Sem contar sua atuação no primeiro governo de Getúlio Vargas, o Departamento de Censura de Diversões Públicas, da Polícia Federal, passou por muitas mudanças, com rotatividade intensa de seus dirigentes, durante a ditadura militar.

Em 1964, foi dirigido pelo jornalista Edísio Gomes de Matos e, depois, pelo Pedro José Chediak. Depois vieram o Aldo Vinholes de Magalhães, que era o chefe da sucursal do Correio do Povo, em Brasília, Carlos Rodrigues, jornalista e editor de pequenos jornais e revistas de turismo, que escreveu um livro sobre as normas da censura no país, depois transformado em bíblia. Guilherme de Sena Varjão, foi meu repórter na EBN, e José Augusto Costa, um caso peculiar. Era o censor destacado para o Correio Braziliense, ao mesmo tempo em que era chefe de reportagem daquele jornal.

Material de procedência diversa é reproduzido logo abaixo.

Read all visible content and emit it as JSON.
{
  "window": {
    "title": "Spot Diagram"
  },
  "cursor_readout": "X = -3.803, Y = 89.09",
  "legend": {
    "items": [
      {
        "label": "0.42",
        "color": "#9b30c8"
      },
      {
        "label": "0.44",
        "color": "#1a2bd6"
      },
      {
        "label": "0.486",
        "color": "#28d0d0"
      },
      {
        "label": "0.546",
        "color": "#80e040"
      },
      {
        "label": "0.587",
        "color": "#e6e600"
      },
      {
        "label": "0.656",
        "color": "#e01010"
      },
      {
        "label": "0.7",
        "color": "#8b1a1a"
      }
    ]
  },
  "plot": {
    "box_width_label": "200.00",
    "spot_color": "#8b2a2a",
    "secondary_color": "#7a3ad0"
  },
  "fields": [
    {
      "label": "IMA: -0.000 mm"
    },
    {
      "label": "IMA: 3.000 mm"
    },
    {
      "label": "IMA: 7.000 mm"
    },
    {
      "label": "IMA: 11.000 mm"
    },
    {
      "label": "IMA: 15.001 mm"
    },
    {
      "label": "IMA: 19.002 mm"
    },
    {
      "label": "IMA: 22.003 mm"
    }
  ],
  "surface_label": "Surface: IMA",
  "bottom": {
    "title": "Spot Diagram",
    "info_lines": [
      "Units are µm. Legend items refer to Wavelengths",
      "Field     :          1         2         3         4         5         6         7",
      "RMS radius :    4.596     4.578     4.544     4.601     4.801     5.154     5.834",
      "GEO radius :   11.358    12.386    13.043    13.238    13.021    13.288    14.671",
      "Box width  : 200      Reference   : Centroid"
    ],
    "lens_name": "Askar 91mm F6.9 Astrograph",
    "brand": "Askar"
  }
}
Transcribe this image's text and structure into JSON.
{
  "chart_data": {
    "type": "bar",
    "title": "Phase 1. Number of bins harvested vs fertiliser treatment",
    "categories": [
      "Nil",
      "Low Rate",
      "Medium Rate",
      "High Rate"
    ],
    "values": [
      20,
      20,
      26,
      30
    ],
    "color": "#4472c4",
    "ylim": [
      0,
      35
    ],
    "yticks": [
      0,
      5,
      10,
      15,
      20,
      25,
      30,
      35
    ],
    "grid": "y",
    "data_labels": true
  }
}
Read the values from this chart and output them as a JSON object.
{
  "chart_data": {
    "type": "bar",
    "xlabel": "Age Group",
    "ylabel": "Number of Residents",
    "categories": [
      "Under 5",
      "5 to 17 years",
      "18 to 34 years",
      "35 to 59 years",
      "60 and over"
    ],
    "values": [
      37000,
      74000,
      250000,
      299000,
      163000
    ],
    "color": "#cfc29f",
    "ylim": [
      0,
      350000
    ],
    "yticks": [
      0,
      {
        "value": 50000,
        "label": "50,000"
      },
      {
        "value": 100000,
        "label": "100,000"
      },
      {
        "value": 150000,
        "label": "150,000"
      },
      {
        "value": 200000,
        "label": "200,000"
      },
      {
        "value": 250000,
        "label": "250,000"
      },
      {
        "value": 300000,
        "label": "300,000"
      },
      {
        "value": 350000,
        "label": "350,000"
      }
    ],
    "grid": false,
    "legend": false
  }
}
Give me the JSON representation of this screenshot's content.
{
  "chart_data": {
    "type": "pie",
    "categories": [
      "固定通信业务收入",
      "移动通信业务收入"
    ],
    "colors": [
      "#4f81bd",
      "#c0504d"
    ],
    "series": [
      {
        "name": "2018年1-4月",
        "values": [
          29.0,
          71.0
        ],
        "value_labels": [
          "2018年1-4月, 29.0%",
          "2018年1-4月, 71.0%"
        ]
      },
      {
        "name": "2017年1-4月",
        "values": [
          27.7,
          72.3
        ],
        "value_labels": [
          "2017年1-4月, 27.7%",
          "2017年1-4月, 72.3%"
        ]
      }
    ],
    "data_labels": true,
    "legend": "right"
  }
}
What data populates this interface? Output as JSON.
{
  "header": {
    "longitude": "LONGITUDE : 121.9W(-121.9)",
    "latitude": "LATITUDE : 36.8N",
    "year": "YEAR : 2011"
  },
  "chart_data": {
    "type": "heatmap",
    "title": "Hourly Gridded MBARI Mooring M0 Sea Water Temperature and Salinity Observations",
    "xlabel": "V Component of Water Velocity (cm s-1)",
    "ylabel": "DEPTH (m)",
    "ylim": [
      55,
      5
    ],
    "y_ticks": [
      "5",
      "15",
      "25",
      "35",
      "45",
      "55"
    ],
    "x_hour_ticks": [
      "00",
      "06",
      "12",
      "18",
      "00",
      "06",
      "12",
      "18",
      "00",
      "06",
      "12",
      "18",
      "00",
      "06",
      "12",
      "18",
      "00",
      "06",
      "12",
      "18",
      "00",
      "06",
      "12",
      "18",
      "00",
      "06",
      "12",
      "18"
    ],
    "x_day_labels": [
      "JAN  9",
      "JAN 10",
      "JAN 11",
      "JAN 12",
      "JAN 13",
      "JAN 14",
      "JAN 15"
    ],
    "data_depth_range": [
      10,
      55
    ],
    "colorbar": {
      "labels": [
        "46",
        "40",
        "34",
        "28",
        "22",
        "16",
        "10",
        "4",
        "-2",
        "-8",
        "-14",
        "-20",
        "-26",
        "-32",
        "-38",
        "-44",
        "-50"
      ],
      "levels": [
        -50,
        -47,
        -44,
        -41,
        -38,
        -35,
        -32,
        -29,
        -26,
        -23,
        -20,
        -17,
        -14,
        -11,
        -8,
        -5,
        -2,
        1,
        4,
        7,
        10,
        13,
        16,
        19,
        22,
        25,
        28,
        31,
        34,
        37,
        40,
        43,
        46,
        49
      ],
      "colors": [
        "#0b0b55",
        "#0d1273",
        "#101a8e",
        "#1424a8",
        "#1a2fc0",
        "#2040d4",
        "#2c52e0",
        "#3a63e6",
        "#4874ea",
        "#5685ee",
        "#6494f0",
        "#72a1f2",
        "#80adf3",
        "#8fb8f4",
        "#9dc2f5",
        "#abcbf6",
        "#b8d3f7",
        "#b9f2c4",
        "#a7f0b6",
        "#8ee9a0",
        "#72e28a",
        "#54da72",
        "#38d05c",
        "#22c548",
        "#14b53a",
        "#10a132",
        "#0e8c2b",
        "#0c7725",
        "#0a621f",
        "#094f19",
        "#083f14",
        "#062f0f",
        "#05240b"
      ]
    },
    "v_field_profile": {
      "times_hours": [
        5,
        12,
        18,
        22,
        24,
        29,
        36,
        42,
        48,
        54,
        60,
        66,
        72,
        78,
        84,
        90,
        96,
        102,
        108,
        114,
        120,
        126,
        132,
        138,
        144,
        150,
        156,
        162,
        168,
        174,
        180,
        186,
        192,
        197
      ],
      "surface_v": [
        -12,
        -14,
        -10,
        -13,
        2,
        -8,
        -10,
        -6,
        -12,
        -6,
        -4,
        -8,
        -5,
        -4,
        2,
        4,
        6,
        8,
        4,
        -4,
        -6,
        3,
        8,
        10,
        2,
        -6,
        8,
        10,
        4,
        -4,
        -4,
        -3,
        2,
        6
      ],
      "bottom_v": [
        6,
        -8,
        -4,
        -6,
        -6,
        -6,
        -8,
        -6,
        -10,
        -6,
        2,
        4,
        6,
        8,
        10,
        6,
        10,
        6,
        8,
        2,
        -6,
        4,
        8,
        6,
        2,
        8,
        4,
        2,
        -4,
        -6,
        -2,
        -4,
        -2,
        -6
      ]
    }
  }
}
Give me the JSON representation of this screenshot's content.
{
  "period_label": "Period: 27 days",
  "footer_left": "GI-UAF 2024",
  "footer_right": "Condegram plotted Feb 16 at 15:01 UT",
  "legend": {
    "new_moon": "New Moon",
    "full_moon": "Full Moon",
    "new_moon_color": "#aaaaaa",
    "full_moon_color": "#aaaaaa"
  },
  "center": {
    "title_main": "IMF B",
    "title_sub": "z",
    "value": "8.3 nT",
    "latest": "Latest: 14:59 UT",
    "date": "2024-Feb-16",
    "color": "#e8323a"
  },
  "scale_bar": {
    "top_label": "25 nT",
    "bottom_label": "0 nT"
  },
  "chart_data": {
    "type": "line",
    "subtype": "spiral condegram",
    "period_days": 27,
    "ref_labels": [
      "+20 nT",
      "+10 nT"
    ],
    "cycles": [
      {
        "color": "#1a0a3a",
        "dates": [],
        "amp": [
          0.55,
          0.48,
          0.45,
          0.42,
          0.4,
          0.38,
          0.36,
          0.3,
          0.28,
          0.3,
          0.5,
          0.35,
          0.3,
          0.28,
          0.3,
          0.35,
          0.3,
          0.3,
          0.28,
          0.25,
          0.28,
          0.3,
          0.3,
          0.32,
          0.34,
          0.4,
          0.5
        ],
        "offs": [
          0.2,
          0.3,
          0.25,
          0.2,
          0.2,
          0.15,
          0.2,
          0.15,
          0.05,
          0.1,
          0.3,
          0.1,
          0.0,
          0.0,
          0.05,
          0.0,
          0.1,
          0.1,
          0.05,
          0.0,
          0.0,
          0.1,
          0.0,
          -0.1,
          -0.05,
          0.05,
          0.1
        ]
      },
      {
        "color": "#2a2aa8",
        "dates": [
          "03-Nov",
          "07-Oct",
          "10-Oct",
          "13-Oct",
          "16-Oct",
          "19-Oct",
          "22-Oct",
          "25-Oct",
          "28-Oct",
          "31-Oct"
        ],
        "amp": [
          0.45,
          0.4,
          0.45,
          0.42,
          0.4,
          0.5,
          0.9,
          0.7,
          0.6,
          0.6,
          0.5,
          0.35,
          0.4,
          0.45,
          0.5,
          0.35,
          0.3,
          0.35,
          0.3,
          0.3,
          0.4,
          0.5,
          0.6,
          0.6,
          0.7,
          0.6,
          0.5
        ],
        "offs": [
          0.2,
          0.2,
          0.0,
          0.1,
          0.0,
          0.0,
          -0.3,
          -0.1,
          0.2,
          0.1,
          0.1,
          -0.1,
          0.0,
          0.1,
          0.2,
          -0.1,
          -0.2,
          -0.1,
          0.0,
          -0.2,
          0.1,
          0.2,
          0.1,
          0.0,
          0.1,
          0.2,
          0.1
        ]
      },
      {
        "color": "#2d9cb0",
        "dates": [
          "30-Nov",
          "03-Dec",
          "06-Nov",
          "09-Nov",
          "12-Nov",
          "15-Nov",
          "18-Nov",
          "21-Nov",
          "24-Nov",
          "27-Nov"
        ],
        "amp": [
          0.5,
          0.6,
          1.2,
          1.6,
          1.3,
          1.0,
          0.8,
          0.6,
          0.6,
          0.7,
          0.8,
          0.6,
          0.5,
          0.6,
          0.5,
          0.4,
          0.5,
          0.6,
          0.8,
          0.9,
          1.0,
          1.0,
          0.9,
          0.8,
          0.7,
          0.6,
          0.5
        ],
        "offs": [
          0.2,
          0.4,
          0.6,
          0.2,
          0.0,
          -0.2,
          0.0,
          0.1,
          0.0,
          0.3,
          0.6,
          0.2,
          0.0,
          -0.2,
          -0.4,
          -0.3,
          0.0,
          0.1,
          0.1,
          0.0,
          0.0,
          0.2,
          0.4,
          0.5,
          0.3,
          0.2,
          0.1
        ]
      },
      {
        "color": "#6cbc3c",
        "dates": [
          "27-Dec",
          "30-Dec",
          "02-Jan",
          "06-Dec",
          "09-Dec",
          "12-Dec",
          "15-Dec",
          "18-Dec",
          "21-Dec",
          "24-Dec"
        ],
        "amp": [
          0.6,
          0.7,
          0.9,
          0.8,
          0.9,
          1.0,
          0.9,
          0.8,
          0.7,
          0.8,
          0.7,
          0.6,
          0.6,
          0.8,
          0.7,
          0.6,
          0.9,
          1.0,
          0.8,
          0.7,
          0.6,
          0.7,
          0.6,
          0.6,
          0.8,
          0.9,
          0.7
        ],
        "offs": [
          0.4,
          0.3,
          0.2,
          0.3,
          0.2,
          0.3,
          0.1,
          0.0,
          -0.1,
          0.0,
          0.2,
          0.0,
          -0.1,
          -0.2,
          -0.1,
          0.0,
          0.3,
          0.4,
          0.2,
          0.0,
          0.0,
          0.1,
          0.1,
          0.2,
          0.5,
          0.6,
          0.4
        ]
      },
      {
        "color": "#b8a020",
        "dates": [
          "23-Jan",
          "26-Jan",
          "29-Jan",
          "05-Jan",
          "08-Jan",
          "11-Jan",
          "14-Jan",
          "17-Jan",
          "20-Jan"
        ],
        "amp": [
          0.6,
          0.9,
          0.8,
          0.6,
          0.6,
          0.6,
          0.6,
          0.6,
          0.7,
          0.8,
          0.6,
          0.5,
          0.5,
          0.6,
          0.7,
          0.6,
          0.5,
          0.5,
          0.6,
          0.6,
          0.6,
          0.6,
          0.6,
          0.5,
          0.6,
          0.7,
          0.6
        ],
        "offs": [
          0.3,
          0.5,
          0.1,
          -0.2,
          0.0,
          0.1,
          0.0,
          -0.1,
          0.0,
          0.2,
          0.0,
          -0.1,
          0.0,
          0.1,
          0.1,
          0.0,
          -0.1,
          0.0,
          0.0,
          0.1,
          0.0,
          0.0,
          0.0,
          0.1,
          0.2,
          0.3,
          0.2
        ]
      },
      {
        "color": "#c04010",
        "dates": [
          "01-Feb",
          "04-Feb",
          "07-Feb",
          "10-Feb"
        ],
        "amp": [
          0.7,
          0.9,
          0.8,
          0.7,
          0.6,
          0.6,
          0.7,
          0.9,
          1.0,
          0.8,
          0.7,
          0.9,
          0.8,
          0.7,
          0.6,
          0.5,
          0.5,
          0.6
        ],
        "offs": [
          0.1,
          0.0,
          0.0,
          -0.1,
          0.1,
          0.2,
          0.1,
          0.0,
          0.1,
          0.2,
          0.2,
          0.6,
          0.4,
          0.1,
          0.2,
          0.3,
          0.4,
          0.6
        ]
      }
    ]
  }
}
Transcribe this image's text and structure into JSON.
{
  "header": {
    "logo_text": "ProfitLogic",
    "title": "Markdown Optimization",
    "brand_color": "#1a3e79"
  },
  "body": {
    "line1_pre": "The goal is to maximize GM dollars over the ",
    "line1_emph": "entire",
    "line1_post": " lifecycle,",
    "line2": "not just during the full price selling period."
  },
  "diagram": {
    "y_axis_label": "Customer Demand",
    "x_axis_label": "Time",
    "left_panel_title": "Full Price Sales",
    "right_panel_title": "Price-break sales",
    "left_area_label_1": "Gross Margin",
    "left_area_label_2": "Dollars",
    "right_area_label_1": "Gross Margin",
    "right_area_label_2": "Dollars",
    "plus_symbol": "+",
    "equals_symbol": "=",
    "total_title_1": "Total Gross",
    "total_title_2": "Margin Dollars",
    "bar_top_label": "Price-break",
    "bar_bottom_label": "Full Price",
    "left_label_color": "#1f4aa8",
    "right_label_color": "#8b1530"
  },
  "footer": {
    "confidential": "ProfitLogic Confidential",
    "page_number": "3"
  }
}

No comando da censura federal seguiram-se Manoel Leão Neto, as três Marias – Maria Almeida, Maria Selma e Maria Silvia -, vindo depois Wilson Aguiar e o jornalista Wilson Queiroz Garcia, o “Bolinha”. O aperfeiçoamento dos censores era feito na Academia Nacional de Polícia, por órgão de informação do Exército e também aproveitando docentes de algumas disciplinas da Universidade de Brasília. A principal cátedra era a de Legislação Especializada.

No governo Geisel, com a censura mais abrandada, mas firme, o diretor era o coronel Moacyr Coelho, que lá permaneceu até o fim da gestão Figueiredo. O censor e jornalista José Vieira Madeira, que foi meu chefe em O Dia e A Notícia, havia dirigido a censura em São Paulo e foi substituído pela mais famosa censora, Solange Hernandez, a “Solange Tesourinha”. Ela era historiadora diplomada pela USP e representante da “linha-dura”.

Na sua passagem pela censura, vetou e proibiu 2.517 letras de música, 173 filmes inteiros, 42 peças de teatro e 87 capítulos de novelas. “Solange Tesourinha”, símbolo da interdição estatal, foi homenageada pelo ator, cantor, compositor, escritor e jornalista Léo Jaime, que participou do grupo “João Penca e Seus Miquinhos Amestrados”, que clamava, indignado: “Eu tinha tanto pra te dizer/ Metade eu tive que esquecer/ E, quando eu tento escrever/ Sua imagem vem me interromper (…)”.

Por conta da insatisfação, a segurança do ministro da Justiça Armando Falcão, no governo Geisel, era acintosa e lembrava muito a figura dos meganhas, com um monte de agentes de óculos ray-ban, truculentos, que o acompanhavam em veículos tipo Veraneio, com vidro fumê preto, protegidos pela escuridão. Muitas vezes, mostravam o armamento pesado.

O censor Coriolano Fagundes, que se tornou pastor da igreja Assembléia de Deus, não assistiu mais televisão e deixou de frequentar cinemas. Considerava “obras do maligno”. Coube ao pastor Fagundes assinar o último ato de censura no país: a proibição do filme “Je vous salue, Marie”, em 1986. Diz que assinou o ato contra sua vontade e revela que foi pressionado pelo presidente, contra a vontade do ministro, Fernando Lyra, “tanto que ele renunciou”.

“O ato proibitório foi meu, mas o autor intelectual foi o presidente Sarney” – salienta. Em fins da década de 1990, dos 220 censores que existiram, 116 estavam na ativa e foram elevados à categoria de delegado. Dos 104 aposentados, 36 eram advogados e 71 não tinham nenhuma formação jurídica.